Bu coğrafya bizim kaderimiz ama kederimiz değil!
Anadolu bir KALE ve biz de bu kaleden İslam coğrafyasının jandarmalığını üstlenmişiz!
Bu, aslında, BATI'nın bize biçtiği rol olsa da, tarih boyunca Türk Milleti hep İslam'ın sancaktarlığını yapmıştır.
Bu bakımdan Türkiye son kaledir, Türkiye düştü İslam coğrafyası düştü demektir, taki Allah bir başkasını sancaktar kılana kadar...
Yüz yıldır, bu son kalede direne direne dışarıdan gelen taarruzları hep püskürttük!
Ya şimdi?
Şimdi içeriden vuruyorlar, kahpece!
İçimizden, bizim insanımızı çalarak geleceğimize düşmanlık tohumları ekiyorlar!
Bu yüzyılın başında, Küresel Gücün dayattığı Yeni Dünya Düzeninde Türkiye’ye bir rol biçildi;
2003 yılında ABD Dışişleri Bakanı Condoleezza Rice: “BOP ile Türkiye Dâhil 22 Ülkenin Sınırları Değişecek” demişti! HATIRLADINIZ MI?

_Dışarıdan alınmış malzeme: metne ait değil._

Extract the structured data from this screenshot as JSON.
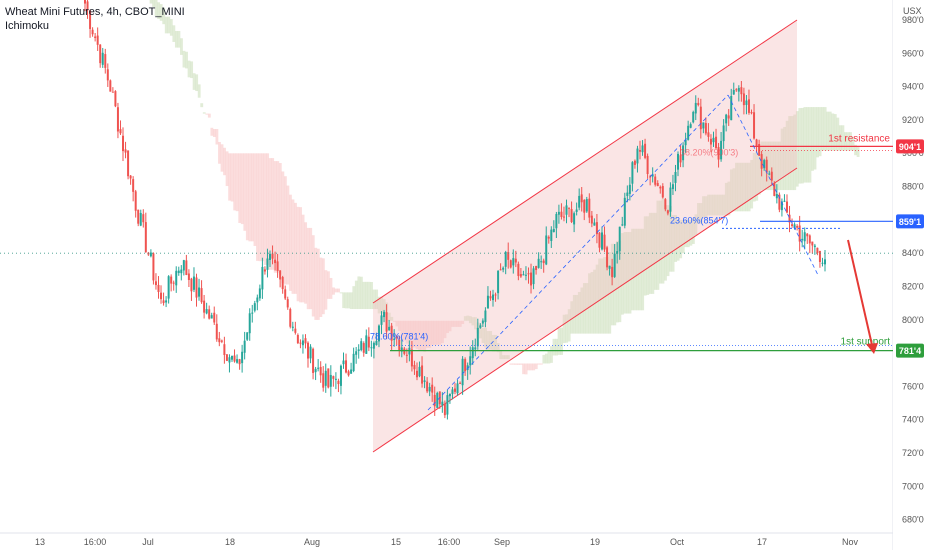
{
  "legend": {
    "symbol_line": "Wheat Mini Futures, 4h, CBOT_MINI",
    "indicator": "Ichimoku"
  },
  "currency_label": "USX",
  "colors": {
    "up": "#26a69a",
    "down": "#ef5350",
    "resistance": "#f23645",
    "support": "#2e9e3c",
    "fib": "#2962ff",
    "channel": "#f23645",
    "channel_fill": "#f5c6c6",
    "cloud_red": "#f7c1c1",
    "cloud_green": "#c9ddb6",
    "price_line": "#3d9a8b",
    "axis_text": "#555555",
    "arrow": "#e53935"
  },
  "chart_data": {
    "type": "candlestick",
    "title": "Wheat Mini Futures, 4h, CBOT_MINI",
    "ylabel": "USX",
    "ylim": [
      672,
      992
    ],
    "y_ticks": [
      "680'0",
      "700'0",
      "720'0",
      "740'0",
      "760'0",
      "780'0",
      "800'0",
      "820'0",
      "840'0",
      "860'0",
      "880'0",
      "900'0",
      "920'0",
      "940'0",
      "960'0",
      "980'0"
    ],
    "y_tick_values": [
      680,
      700,
      720,
      740,
      760,
      780,
      800,
      820,
      840,
      860,
      880,
      900,
      920,
      940,
      960,
      980
    ],
    "x_ticks": [
      "13",
      "16:00",
      "Jul",
      "18",
      "Aug",
      "15",
      "16:00",
      "Sep",
      "19",
      "Oct",
      "17",
      "Nov"
    ],
    "price_guide": 840,
    "series_summary": [
      {
        "t": 0,
        "price": 990
      },
      {
        "t": 10,
        "price": 940
      },
      {
        "t": 20,
        "price": 870
      },
      {
        "t": 30,
        "price": 810
      },
      {
        "t": 38,
        "price": 835
      },
      {
        "t": 48,
        "price": 805
      },
      {
        "t": 60,
        "price": 770
      },
      {
        "t": 72,
        "price": 840
      },
      {
        "t": 84,
        "price": 790
      },
      {
        "t": 96,
        "price": 760
      },
      {
        "t": 108,
        "price": 780
      },
      {
        "t": 118,
        "price": 800
      },
      {
        "t": 130,
        "price": 775
      },
      {
        "t": 142,
        "price": 745
      },
      {
        "t": 154,
        "price": 790
      },
      {
        "t": 166,
        "price": 835
      },
      {
        "t": 176,
        "price": 820
      },
      {
        "t": 186,
        "price": 860
      },
      {
        "t": 198,
        "price": 870
      },
      {
        "t": 208,
        "price": 830
      },
      {
        "t": 218,
        "price": 905
      },
      {
        "t": 230,
        "price": 870
      },
      {
        "t": 240,
        "price": 930
      },
      {
        "t": 250,
        "price": 900
      },
      {
        "t": 258,
        "price": 945
      },
      {
        "t": 268,
        "price": 890
      },
      {
        "t": 276,
        "price": 865
      },
      {
        "t": 284,
        "price": 848
      },
      {
        "t": 292,
        "price": 838
      }
    ],
    "annotations": [
      {
        "label": "1st resistance",
        "value_label": "904'1",
        "value": 904.125,
        "color": "resistance"
      },
      {
        "label": "1st support",
        "value_label": "781'4",
        "value": 781.5,
        "color": "support"
      },
      {
        "label": "",
        "value_label": "859'1",
        "value": 859.125,
        "color": "fib"
      },
      {
        "label": "23.60%(854'7)",
        "value": 854.875
      },
      {
        "label": "78.60%(781'4)",
        "value": 781.5
      },
      {
        "label": "38.20%(900'3)",
        "value": 900.375
      }
    ]
  }
}
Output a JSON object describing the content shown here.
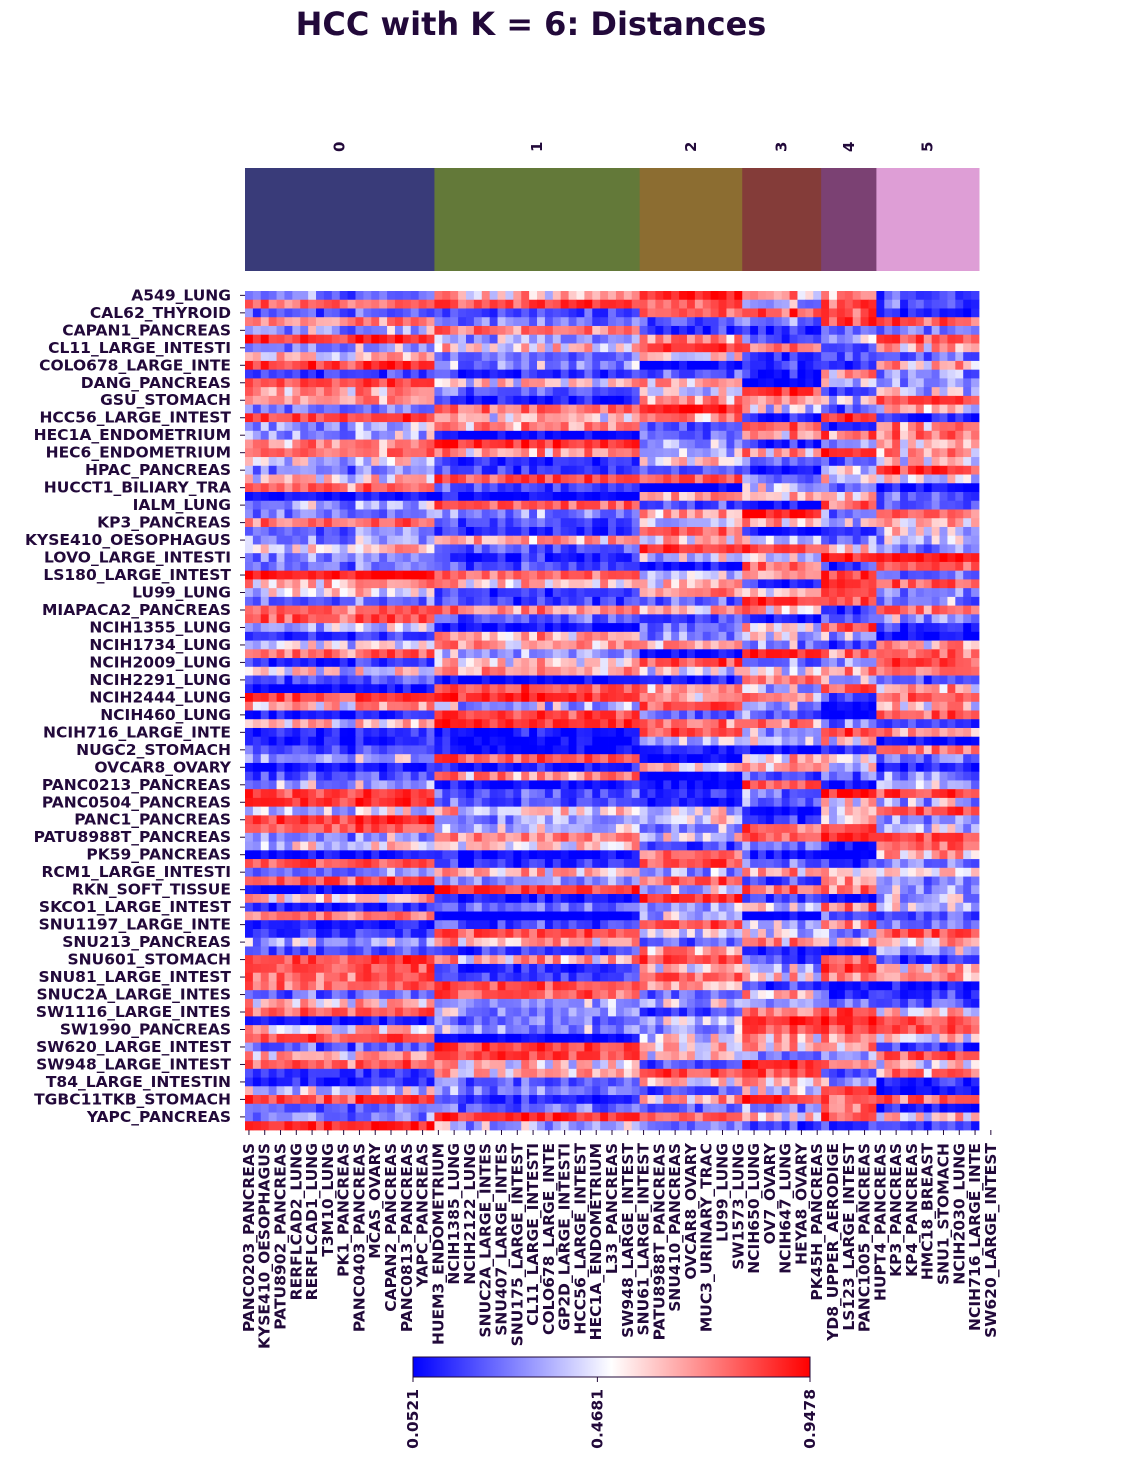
{
  "chart_data": {
    "type": "heatmap",
    "title": "HCC with K = 6: Distances",
    "cluster_labels": [
      "0",
      "1",
      "2",
      "3",
      "4",
      "5"
    ],
    "cluster_colors": [
      "#393b79",
      "#637939",
      "#8c6d31",
      "#843c39",
      "#7b4173",
      "#de9ed6"
    ],
    "cluster_column_counts": [
      24,
      26,
      13,
      10,
      7,
      13
    ],
    "row_labels": [
      "A549_LUNG",
      "CAL62_THYROID",
      "CAPAN1_PANCREAS",
      "CL11_LARGE_INTESTI",
      "COLO678_LARGE_INTE",
      "DANG_PANCREAS",
      "GSU_STOMACH",
      "HCC56_LARGE_INTEST",
      "HEC1A_ENDOMETRIUM",
      "HEC6_ENDOMETRIUM",
      "HPAC_PANCREAS",
      "HUCCT1_BILIARY_TRA",
      "IALM_LUNG",
      "KP3_PANCREAS",
      "KYSE410_OESOPHAGUS",
      "LOVO_LARGE_INTESTI",
      "LS180_LARGE_INTEST",
      "LU99_LUNG",
      "MIAPACA2_PANCREAS",
      "NCIH1355_LUNG",
      "NCIH1734_LUNG",
      "NCIH2009_LUNG",
      "NCIH2291_LUNG",
      "NCIH2444_LUNG",
      "NCIH460_LUNG",
      "NCIH716_LARGE_INTE",
      "NUGC2_STOMACH",
      "OVCAR8_OVARY",
      "PANC0213_PANCREAS",
      "PANC0504_PANCREAS",
      "PANC1_PANCREAS",
      "PATU8988T_PANCREAS",
      "PK59_PANCREAS",
      "RCM1_LARGE_INTESTI",
      "RKN_SOFT_TISSUE",
      "SKCO1_LARGE_INTEST",
      "SNU1197_LARGE_INTE",
      "SNU213_PANCREAS",
      "SNU601_STOMACH",
      "SNU81_LARGE_INTEST",
      "SNUC2A_LARGE_INTES",
      "SW1116_LARGE_INTES",
      "SW1990_PANCREAS",
      "SW620_LARGE_INTEST",
      "SW948_LARGE_INTEST",
      "T84_LARGE_INTESTIN",
      "TGBC11TKB_STOMACH",
      "YAPC_PANCREAS"
    ],
    "col_labels": [
      "PANC0203_PANCREAS",
      "KYSE410_OESOPHAGUS",
      "PATU8902_PANCREAS",
      "RERFLCAD2_LUNG",
      "RERFLCAD1_LUNG",
      "T3M10_LUNG",
      "PK1_PANCREAS",
      "PANC0403_PANCREAS",
      "MCAS_OVARY",
      "CAPAN2_PANCREAS",
      "PANC0813_PANCREAS",
      "YAPC_PANCREAS",
      "HUEM3_ENDOMETRIUM",
      "NCIH1385_LUNG",
      "NCIH2122_LUNG",
      "SNUC2A_LARGE_INTES",
      "SNU407_LARGE_INTES",
      "SNU175_LARGE_INTEST",
      "CL11_LARGE_INTESTI",
      "COLO678_LARGE_INTE",
      "GP2D_LARGE_INTESTI",
      "HCC56_LARGE_INTEST",
      "HEC1A_ENDOMETRIUM",
      "L33_PANCREAS",
      "SW948_LARGE_INTEST",
      "SNU61_LARGE_INTEST",
      "PATU8988T_PANCREAS",
      "SNU410_PANCREAS",
      "OVCAR8_OVARY",
      "MUC3_URINARY_TRAC",
      "LU99_LUNG",
      "SW1573_LUNG",
      "NCIH650_LUNG",
      "OV7_OVARY",
      "NCIH647_LUNG",
      "HEYA8_OVARY",
      "PK45H_PANCREAS",
      "YD8_UPPER_AERODIGE",
      "LS123_LARGE_INTEST",
      "PANC1005_PANCREAS",
      "HUPT4_PANCREAS",
      "KP3_PANCREAS",
      "KP4_PANCREAS",
      "HMC18_BREAST",
      "SNU1_STOMACH",
      "NCIH2030_LUNG",
      "NCIH716_LARGE_INTE",
      "SW620_LARGE_INTEST"
    ],
    "vmin": 0.0521,
    "vmax": 0.9478,
    "colorbar_ticks": [
      "0.0521",
      "0.4681",
      "0.9478"
    ],
    "colormap": [
      "#0000ff",
      "#ffffff",
      "#ff0000"
    ]
  }
}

Arap baharıyla başlatılan bu proje sınırlarımıza kadar dayandı!
Maksatları bizi de içeriden parçalamak!
Bunu da neyle yapıyorlar? Etnik, mezhep, meşrep ve hizipçilikle!

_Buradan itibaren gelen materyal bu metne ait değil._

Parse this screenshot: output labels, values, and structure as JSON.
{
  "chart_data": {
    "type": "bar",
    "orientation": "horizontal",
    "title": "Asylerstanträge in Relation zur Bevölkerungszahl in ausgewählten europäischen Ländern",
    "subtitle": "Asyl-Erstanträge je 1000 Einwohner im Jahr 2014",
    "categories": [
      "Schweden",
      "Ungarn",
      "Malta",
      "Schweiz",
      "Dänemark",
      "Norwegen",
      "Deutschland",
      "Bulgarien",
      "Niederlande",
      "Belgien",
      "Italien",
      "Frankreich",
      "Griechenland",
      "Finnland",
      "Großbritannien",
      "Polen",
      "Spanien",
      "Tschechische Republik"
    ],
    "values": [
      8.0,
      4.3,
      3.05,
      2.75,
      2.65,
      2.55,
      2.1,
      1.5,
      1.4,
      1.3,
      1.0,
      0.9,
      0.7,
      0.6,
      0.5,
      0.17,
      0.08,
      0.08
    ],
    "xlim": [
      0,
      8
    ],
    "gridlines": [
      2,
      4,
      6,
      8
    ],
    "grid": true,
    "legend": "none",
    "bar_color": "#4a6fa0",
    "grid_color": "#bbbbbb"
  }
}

Asala, PKK, PARALEL,DEAŞ … hepsi de aynı dış güçlerin tornasından çıkan maşalar?
Dün, Diyarbakır sokaklarında polis otolarını taşlayan o çocuklar, büyüdüler ve bugün büyük şehirlerde terör eylemi yapıyorlar!
“Dağ yapılanmasının yanında şimdi de şehir yapılanması çıktı!”
...
Bunu ben değil terör uzmanları söylüyor…
Peki, ülke olarak bununla nasıl baş edeceğiz?
Şöyle ki?
Biz, bozkırın yağız savaşçılarıyız, devletimiz güçlüdür evelallah.
Tedbir, dikkat ve istihbarat önemlidir; ister sivil, ister asker… hepimiz için geçerli!
Devletin yapacağı iş yılanın başını ezmektir, klişe olacak ama boşuna söylenmemiş;
Bataklığı kurutmadıkça sivrisineklerle baş etmek mümkün değildir!
Terörle yaşayamayız değil mi?
Biz bunu daha önce de yaptık:
Terör/ist için küresel sürek avı başlatılmalı; ASALA yöntemi ile TERÖR BAŞLARINI bulundukları ülkede imha edilmeli!